The eyebrow-raising statement I saw a ghost!
introduces the kind of mental phenomena contained in the second subgroup. These are accounts which tell of seeing the figures of people near or following their deaths. The term ghost,
however, assumes that something representing someone dead really exists to be perceived. To avoid this implication, some prefer to use the term hallucination
- the perception of the form of a person when no person is near enough to stimulate the percipient's sense organs to account for the experience. But the word hallucination,
which implies that the experience is a delusion or a product of the mental processes of the experient, is a loaded one also. A better term to describe this subgroup of mental phenomena is the noncommittal word-
In the final subgroup are communications purportedly from the dead which are received through a medium and by which the medium acquires knowledge without use of the senses. If the communications truly proceed from the dead, this occurrence would be doubly paranormal. It would not only transcend the basic limiting principle that knowledge cannot be obtained except by way of the senses; it also would violate another of Broad's principles: that when we die, the personal consciousness that has been associated with our bodies ceases.
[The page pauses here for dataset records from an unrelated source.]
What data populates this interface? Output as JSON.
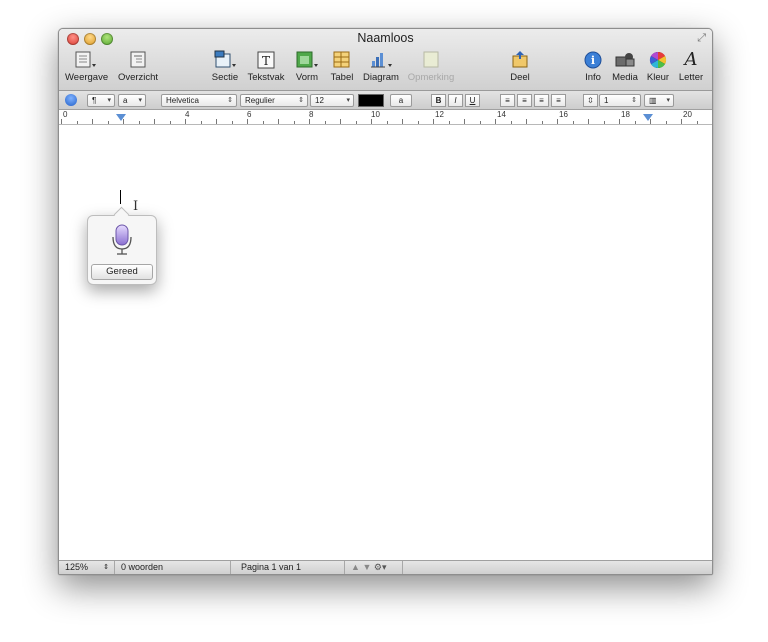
{
  "window": {
    "title": "Naamloos"
  },
  "toolbar": {
    "items": [
      {
        "id": "weergave",
        "label": "Weergave",
        "icon": "view-icon"
      },
      {
        "id": "overzicht",
        "label": "Overzicht",
        "icon": "outline-icon"
      },
      {
        "id": "sectie",
        "label": "Sectie",
        "icon": "section-icon"
      },
      {
        "id": "tekstvak",
        "label": "Tekstvak",
        "icon": "textbox-icon"
      },
      {
        "id": "vorm",
        "label": "Vorm",
        "icon": "shape-icon"
      },
      {
        "id": "tabel",
        "label": "Tabel",
        "icon": "table-icon"
      },
      {
        "id": "diagram",
        "label": "Diagram",
        "icon": "chart-icon"
      },
      {
        "id": "opmerking",
        "label": "Opmerking",
        "icon": "comment-icon",
        "disabled": true
      },
      {
        "id": "deel",
        "label": "Deel",
        "icon": "share-icon"
      },
      {
        "id": "info",
        "label": "Info",
        "icon": "info-icon"
      },
      {
        "id": "media",
        "label": "Media",
        "icon": "media-icon"
      },
      {
        "id": "kleur",
        "label": "Kleur",
        "icon": "color-wheel-icon"
      },
      {
        "id": "letter",
        "label": "Letter",
        "icon": "font-icon"
      }
    ]
  },
  "format": {
    "paragraph_style": "¶",
    "char_style": "a",
    "font_family": "Helvetica",
    "font_style": "Regulier",
    "font_size": "12",
    "text_color": "#000000",
    "highlight_label": "a",
    "bold": "B",
    "italic": "I",
    "underline": "U",
    "line_spacing": "1"
  },
  "ruler": {
    "numbers": [
      "0",
      "4",
      "6",
      "8",
      "10",
      "12",
      "14",
      "16",
      "18",
      "20"
    ]
  },
  "dictation": {
    "done_label": "Gereed"
  },
  "status": {
    "zoom": "125%",
    "word_count": "0 woorden",
    "page": "Pagina 1 van 1"
  }
}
This chapter will deal with cases in the first two subgroups. Mental mediumship will be discussed separately in the next.
CASE 1
The Tunnel Case (3)
Mr. A, a resident of Florida, recorded this personal experience:
"I went to bed about 11:30 P.M. on Friday, May 20, 1983, and awakened about 6:30 A.M. on Saturday, May 21. Sometime before awakening (It might have been minutes or hours), I had a vivid dream.
"My wife and I were on a boat resembling a blue steel sloop we once owned. It was anchored in a city street that was flooded. Storefronts and buildings (and people, I think) could be seen on either side of the street. I found myself looking at a newspaper in a metal vending machine which had a dirty or cracked glass window through which I could see the papers for sale. It was difficult to read through it. I had to turn my head to see an article on the front page of the- paper. The details were very hard to make out. But I read enough to know that, in a tunnel in Italy, a great force or energy of unknown character had erupted or was erupting. Then I found myself on the deck or in the cockpit of the boat looking up at the sky. I saw streaming across it from left to right and in great numbers gleaming airplanes; it was like a scene from H. G. Wells' War oj the Worlds. My wife came out to see when I called her. No, she said, they were only glittering stars not airplanes. I realized she was right. I said to her that the effect had been created because of the heat waves between us and the sky caused by the explosion or force emanating from the tunnel in Italy.
After that great winds came up and the boat began to pull hard at the anchor and to swing around violently even though the street seemed a protected place. I was afraid they were from the tunnel also ...
Mr. A made a record of this dream immediately after he reported it to his wife at 7:45 A.M. on May 21. He told her about it because it was nightmarish
and exceptionally vivid. The Survival Research Foundation received written confirmation from Mrs. A that the dream had been reported to her as stated.
Mr. A continued his narrative:
"On Saturday, May 21, at 11 P.M., a television newscast on a local channel reported that, in a tunnel in Italy, a chain collision involving many trucks or cars had taken place. Fires burned in cars. People were trapped and some killed. No more details were given. It was the first time I had heard of the disaster although I later learned that a local (Fort Lauderdale) newspaper had carried a brief item in its Saturday evening edition. The Sunday Miami Herald did not carry the item. A brief reference was made to it in a national television newscast and the name of the town, Savona, was given."
In an effort to get more details, the Survival Research Foundation was able to obtain an Italian language newspaper dated May 23, 1983, which reconstructed the incident and confirmed that the occurrence took place Saturday morning, May 21, in a tunnel on the Genoa-Savona highway. There were eight fatalities in four burned cars crushed by a truck against the tunnel wall.